The top audit firms will usually follow a process that is outlined in these steps:

Initial assessment

The audit firm will conduct an initial assessment of the code to understand the scope of the project and identify any potential risks or issues. This may include reviewing the project’s documentation, architecture, and design.
This initial assessment is less about the code. It’s to get the team on the same page regarding how this project or protocol works.

Architecture Diagrams

Teams should be able to put together an architecture review that demonstrates a clear understanding of how this protocol functions.

Risk Factors

Early on, the team should identify the most high-risk areas within the codebase. This ensures an understanding of the protocols and will allow the auditors to spend extra time around high-risk areas.

Code review

The firm will perform a thorough review of the code, line by line, looking for potential vulnerabilities, security issues, and bugs. The reviewers will also verify that the code meets industry standards and best practices for writing secure smart contracts.

Automated tools

Although you cannot rely on automated tools, the best auditors will use some of the top recommended tools within their audit process. There’s no downside to using the tools as long as the team is still providing thorough, manual reviews.

Manual Review

Every line of code needs to be manually reviewed by auditors. Many auditors will even print out the code and review it on paper.

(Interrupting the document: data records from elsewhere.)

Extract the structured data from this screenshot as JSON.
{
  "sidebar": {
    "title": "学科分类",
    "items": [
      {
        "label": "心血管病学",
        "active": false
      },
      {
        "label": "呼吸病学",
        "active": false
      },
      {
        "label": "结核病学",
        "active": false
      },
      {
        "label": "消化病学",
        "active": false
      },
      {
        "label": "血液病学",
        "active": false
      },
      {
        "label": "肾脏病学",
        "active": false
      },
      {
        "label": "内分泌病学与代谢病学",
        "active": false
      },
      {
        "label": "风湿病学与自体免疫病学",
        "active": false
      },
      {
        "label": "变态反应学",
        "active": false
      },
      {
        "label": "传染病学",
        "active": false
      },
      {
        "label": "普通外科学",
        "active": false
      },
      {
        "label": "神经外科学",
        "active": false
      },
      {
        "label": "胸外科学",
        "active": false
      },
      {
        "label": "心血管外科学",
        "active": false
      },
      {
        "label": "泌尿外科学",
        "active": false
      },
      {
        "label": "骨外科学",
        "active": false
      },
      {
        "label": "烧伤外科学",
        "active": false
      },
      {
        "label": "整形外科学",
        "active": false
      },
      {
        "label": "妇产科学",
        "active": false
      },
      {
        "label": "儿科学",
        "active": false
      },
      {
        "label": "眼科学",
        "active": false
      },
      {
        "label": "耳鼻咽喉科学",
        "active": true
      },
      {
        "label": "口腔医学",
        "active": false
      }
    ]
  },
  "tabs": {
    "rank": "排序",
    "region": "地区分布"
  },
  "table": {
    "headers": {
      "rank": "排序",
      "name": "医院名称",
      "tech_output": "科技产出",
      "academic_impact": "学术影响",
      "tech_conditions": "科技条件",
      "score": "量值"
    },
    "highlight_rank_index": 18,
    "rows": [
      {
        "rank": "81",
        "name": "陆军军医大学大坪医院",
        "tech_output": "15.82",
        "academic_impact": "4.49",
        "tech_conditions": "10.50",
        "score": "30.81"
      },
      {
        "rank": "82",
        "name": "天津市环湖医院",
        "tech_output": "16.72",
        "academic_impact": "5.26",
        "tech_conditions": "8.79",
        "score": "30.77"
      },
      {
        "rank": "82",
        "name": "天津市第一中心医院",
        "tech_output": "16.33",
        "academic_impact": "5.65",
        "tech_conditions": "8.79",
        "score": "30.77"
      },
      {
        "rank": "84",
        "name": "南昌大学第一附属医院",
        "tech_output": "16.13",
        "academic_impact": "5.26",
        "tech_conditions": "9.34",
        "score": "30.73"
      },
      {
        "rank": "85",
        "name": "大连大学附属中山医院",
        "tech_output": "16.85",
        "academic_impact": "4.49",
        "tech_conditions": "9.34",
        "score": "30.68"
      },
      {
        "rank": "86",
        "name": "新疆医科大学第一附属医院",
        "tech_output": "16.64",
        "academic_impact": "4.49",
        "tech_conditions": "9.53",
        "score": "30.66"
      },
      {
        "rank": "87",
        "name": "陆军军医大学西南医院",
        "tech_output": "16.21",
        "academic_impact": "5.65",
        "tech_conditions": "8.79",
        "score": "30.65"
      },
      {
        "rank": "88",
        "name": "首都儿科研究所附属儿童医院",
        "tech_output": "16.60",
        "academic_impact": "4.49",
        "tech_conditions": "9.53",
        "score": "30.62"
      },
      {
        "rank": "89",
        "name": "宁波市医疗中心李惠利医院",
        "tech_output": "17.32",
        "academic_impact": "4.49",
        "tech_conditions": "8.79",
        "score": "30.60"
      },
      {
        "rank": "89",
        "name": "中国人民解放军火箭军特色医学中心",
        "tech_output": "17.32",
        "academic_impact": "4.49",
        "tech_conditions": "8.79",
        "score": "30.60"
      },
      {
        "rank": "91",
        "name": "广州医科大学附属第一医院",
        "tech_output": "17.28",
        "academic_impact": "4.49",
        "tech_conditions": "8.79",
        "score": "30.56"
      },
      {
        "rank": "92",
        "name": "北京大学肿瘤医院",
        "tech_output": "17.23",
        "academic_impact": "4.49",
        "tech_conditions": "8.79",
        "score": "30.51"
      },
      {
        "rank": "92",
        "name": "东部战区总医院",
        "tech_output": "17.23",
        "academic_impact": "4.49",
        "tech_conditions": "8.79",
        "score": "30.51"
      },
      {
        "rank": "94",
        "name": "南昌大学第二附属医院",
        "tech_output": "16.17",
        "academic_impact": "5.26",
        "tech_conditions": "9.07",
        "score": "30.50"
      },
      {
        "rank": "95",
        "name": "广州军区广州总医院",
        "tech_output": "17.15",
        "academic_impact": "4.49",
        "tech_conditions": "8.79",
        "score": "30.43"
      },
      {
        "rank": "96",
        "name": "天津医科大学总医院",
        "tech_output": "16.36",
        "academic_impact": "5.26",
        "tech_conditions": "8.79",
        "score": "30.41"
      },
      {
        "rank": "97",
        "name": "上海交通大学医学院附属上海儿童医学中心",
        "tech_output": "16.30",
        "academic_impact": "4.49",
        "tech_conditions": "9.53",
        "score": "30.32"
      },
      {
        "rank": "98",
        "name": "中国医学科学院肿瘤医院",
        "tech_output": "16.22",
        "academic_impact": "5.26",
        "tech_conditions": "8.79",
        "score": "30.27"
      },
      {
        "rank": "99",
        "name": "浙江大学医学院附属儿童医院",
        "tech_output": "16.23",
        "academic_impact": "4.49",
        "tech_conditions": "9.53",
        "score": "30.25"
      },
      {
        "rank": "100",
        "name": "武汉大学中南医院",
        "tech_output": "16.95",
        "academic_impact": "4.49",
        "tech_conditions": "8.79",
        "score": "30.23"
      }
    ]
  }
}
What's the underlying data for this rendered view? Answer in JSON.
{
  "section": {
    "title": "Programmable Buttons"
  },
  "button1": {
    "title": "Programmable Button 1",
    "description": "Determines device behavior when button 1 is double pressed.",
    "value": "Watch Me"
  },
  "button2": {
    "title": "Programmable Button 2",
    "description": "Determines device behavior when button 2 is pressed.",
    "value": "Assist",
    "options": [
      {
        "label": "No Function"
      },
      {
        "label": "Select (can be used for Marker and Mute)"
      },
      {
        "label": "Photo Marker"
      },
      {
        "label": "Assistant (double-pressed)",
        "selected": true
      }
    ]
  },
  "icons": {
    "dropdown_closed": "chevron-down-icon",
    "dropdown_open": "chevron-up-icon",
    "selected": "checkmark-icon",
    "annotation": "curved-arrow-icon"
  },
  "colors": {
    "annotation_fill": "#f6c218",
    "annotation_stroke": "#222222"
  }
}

This ensures the upmost focus and attention to detail while auditing.


The firm will conduct various types of testing to ensure that the code functions as intended, including unit testing, integration testing, and manual testing. They may also use tools such as fuzz testing and symbolic execution to uncover potential issues.

Automated Testing

Auditors will review your unit and integration tests to ensure proper code coverage and logic accuracy.
In the event that an exploit is found, proving the exploit in code is an essential piece of the audit.
Automated testing tools, like Slither, will also be used at this phase to further flesh out issues.

Manual Testing

Auditors may execute certain tests on a live environment or write additional scripts that help cover the audit.


If the audit firm finds any vulnerabilities, it will attempt to exploit them in a controlled environment to understand the impact and potential for loss.
As mentioned above, the best way to prove an exploit is by writing a test case in the project’s existing test suite. Another great way to prove the vulnerability is by performing the exploit on test infrastructure.


The firm will document all of its findings and create a comprehensive report that includes a summary of the audit, a list of identified issues and their severity, and recommendations for addressing the issues.


After the report is provided, the development team will work to address any issues identified in the report. The audit firm may conduct follow-up testing to ensure that the issues have been properly resolved.
Note that this is a general audit process, and a solidity audit firm may have variations on it but that is a general framework they follow.

Should you get an audit?

If you are going to launch your project to the public, you should absolutely get an audit. It will give your community assurance that you have protected their best interests.